I wanted to be able to do this, but wasn't personally too happy with what was offered. The ones I've tried weren't the most comfortable for me, and I prefer traditional laces, and such boots from Burton tend to fall too far on the low and high ends of the spectrum for me, at least of what was available. I went with Nike Vapens due to the great reviews I had read about Nikes and how satisfied I had been with other Nike products. The advantage to them, or other shoe brands (DC, Vans, etc) is they tend to fit true to the size of their other shoes, once broken in. I went around and tried on a few pairs of Nike shoes, and found the smallest size I could fit that wouldn't cramp or constrict, and got boots in that size. If you go with Nike, do note that the boots will feel too tight when you first get them, but once they're packed-out/broken-in, they'll fit almost exactly like basketball shoes in the same size. So if you find a size of Nike shoe that fits your foot like a glove, then its a pretty safe bet that Nike boots will be a nice fit. I personally find them packed with useful technologies that makes them feel super comfortable all day, honestly just like a pair of sneakers.

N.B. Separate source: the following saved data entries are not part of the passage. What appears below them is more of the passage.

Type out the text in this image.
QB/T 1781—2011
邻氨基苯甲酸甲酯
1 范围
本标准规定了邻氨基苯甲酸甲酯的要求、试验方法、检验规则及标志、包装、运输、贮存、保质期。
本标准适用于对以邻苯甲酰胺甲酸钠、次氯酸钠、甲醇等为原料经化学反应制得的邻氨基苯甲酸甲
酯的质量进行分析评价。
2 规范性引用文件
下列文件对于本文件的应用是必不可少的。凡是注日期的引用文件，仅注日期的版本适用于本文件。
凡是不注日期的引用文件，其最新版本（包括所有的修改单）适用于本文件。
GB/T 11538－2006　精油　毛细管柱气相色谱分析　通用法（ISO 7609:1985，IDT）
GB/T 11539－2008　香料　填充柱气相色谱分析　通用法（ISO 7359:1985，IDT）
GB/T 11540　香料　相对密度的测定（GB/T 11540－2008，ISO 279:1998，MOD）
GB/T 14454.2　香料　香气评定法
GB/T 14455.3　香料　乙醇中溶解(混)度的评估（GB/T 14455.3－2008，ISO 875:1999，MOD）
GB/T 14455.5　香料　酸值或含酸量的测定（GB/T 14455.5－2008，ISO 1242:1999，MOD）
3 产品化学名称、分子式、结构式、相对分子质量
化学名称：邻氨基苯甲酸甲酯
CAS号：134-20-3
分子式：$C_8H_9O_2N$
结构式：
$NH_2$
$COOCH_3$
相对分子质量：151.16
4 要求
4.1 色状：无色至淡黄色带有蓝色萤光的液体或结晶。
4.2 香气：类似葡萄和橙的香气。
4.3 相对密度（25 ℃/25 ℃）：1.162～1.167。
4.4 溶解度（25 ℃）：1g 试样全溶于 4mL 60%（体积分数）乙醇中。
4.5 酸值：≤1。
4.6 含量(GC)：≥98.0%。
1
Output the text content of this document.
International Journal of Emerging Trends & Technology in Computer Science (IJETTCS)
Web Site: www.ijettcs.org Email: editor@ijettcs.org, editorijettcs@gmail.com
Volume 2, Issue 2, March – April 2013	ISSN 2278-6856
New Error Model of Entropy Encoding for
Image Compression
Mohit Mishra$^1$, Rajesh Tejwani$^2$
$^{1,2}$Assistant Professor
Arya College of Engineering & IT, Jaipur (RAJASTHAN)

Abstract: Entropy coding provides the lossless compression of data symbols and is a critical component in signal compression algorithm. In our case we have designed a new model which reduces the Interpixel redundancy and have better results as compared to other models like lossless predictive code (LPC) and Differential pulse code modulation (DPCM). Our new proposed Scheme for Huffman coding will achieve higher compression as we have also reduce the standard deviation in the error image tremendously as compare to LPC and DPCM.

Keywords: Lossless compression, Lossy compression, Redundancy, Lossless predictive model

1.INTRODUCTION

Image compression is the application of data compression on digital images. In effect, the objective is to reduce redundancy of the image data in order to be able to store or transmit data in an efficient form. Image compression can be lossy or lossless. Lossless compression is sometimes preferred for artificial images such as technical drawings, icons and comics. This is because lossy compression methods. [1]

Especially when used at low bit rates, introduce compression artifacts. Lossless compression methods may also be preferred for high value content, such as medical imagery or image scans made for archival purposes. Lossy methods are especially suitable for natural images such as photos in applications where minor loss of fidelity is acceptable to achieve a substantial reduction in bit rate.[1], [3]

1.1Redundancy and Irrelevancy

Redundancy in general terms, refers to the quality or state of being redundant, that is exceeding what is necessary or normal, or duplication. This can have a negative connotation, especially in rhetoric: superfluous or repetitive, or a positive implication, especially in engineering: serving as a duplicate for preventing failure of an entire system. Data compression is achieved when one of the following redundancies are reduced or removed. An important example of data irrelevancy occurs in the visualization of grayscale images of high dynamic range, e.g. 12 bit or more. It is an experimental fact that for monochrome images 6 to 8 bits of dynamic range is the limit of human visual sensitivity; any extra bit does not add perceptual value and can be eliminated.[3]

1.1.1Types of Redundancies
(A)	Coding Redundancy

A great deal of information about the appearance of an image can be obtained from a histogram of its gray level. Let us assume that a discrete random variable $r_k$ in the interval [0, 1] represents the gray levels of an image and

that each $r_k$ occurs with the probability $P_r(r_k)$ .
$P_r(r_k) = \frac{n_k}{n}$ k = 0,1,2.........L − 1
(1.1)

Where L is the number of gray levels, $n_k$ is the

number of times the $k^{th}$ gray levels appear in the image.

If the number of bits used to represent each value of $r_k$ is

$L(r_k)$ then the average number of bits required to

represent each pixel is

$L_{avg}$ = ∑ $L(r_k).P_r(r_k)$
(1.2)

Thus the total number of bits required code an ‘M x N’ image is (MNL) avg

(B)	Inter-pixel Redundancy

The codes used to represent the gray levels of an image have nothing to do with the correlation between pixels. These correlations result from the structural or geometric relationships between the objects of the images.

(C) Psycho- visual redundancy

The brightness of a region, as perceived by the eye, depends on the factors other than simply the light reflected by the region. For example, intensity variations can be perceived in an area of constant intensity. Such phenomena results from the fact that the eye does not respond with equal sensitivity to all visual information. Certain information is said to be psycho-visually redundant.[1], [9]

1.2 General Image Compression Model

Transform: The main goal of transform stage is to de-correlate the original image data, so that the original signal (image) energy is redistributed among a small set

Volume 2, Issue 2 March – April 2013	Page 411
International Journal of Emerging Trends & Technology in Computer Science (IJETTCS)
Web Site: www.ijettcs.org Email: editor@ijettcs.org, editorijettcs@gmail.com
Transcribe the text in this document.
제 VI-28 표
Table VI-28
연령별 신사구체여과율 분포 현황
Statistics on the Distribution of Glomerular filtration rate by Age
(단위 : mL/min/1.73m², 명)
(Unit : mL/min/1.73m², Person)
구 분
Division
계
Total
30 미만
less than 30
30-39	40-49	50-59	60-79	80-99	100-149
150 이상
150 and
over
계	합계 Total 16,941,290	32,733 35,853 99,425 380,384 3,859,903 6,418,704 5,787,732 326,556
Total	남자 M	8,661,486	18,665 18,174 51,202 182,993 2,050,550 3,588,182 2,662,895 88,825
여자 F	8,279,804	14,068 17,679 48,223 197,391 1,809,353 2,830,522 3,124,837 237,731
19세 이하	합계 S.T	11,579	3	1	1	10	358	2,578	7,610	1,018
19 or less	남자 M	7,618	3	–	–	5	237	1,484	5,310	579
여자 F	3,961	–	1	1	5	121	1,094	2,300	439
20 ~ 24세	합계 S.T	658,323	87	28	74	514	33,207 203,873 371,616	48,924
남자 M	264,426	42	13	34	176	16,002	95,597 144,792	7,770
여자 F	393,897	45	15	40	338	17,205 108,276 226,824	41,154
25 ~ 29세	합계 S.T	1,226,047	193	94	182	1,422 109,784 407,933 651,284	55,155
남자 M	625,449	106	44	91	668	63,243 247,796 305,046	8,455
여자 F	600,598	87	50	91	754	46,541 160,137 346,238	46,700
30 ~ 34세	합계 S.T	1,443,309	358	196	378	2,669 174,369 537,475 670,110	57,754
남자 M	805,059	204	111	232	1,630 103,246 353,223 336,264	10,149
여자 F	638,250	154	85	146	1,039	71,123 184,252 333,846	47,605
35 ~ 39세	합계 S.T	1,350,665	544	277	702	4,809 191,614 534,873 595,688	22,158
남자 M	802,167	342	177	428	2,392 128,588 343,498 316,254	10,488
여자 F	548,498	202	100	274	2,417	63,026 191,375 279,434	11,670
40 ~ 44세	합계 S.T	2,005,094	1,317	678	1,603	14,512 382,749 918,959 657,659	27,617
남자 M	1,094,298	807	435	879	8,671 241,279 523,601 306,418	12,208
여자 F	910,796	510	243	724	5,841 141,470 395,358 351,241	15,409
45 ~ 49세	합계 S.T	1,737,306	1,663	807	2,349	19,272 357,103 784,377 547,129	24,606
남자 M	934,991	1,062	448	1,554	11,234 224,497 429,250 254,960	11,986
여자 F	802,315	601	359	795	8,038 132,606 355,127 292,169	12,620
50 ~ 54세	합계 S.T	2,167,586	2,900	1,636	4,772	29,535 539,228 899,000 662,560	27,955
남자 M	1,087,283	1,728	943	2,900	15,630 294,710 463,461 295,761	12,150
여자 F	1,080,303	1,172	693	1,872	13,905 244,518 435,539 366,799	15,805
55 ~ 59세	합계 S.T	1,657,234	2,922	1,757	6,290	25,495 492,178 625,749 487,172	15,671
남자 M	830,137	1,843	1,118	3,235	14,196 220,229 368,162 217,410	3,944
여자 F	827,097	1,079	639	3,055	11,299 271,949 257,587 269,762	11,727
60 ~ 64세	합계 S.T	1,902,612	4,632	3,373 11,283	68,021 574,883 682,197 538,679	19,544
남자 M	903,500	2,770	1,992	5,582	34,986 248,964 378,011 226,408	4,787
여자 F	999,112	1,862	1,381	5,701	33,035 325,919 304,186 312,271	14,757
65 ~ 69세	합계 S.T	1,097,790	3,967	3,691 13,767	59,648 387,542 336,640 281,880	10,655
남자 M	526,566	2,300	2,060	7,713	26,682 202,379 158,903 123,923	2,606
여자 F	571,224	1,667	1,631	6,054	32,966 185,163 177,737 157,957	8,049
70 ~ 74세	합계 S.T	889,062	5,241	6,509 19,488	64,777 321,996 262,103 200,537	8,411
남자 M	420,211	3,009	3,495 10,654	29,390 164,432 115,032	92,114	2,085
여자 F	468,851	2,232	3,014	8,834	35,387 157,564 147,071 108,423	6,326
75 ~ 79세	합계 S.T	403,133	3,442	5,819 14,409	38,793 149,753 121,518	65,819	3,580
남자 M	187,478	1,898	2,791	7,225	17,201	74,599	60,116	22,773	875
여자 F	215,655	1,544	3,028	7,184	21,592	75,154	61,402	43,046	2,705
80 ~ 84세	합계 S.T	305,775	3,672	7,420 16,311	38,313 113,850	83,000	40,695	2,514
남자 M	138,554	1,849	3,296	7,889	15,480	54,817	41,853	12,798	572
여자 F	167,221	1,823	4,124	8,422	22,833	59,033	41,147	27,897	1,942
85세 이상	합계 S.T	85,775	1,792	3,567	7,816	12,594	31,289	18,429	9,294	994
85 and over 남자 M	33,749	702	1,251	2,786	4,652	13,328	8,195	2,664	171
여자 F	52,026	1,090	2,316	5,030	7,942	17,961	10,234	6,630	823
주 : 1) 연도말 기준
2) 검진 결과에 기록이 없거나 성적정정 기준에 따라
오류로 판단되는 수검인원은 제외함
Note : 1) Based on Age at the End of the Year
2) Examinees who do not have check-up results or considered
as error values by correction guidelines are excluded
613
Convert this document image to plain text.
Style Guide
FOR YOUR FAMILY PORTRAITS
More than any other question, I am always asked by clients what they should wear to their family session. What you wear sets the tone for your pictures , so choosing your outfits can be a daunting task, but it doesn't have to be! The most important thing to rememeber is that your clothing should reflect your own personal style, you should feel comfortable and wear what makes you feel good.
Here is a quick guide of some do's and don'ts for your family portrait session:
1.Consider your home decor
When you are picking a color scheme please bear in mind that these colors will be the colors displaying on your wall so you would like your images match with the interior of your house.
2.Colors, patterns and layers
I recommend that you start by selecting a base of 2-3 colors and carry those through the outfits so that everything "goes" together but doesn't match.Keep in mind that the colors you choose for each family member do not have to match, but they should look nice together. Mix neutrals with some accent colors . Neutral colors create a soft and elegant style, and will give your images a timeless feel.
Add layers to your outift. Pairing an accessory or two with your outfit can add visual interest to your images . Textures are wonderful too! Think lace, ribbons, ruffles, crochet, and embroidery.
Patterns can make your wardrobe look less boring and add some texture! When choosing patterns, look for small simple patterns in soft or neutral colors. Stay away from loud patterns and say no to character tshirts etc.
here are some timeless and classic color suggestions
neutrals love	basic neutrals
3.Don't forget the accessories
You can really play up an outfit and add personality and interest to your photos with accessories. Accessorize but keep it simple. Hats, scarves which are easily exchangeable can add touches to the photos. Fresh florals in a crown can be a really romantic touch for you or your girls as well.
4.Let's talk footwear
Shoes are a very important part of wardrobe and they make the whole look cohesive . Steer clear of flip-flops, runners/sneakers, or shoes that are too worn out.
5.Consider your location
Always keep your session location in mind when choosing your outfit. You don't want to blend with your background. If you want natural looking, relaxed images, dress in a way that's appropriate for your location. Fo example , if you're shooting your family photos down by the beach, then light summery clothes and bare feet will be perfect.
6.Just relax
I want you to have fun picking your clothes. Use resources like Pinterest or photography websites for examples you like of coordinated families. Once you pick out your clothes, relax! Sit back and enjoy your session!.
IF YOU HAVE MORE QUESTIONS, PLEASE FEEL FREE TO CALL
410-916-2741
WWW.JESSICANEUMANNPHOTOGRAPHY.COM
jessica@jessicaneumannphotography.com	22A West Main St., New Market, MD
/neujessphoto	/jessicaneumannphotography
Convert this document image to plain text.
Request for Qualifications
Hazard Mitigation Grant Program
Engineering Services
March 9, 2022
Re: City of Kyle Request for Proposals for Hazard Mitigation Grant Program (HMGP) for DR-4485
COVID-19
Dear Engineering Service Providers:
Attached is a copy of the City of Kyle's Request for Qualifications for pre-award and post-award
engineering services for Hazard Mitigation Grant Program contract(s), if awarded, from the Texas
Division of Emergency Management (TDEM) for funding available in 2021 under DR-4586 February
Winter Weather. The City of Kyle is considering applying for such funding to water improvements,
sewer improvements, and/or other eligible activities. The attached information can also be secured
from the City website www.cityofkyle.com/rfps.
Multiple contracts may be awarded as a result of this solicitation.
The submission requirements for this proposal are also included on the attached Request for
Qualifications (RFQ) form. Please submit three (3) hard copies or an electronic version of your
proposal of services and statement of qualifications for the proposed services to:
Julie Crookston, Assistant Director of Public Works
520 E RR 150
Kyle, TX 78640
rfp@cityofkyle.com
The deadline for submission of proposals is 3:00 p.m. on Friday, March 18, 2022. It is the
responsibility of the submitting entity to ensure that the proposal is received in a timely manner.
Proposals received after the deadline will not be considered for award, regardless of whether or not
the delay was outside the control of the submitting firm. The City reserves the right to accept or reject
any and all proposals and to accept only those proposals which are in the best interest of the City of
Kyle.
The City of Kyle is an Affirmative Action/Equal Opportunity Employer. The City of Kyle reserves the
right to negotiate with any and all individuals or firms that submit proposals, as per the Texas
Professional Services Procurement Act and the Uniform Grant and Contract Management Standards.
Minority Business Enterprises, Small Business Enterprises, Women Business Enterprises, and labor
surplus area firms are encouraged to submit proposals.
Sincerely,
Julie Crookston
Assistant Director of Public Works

However, that is just my limited experience, your results may vary. As I said, I would definitely recommend you try on a number of brands and buy boots in person. But I live in South Carolina, where places that have even seen snowboard gear are few and far between. So if you're like me, then buying a brand that makes regular shoes you can try on would be wise, just get them from a place with a great return policy (got mine from Vertical Urge, though I have not had to use their support). And if Nikes do fit you, then I can't recommend them highly enough!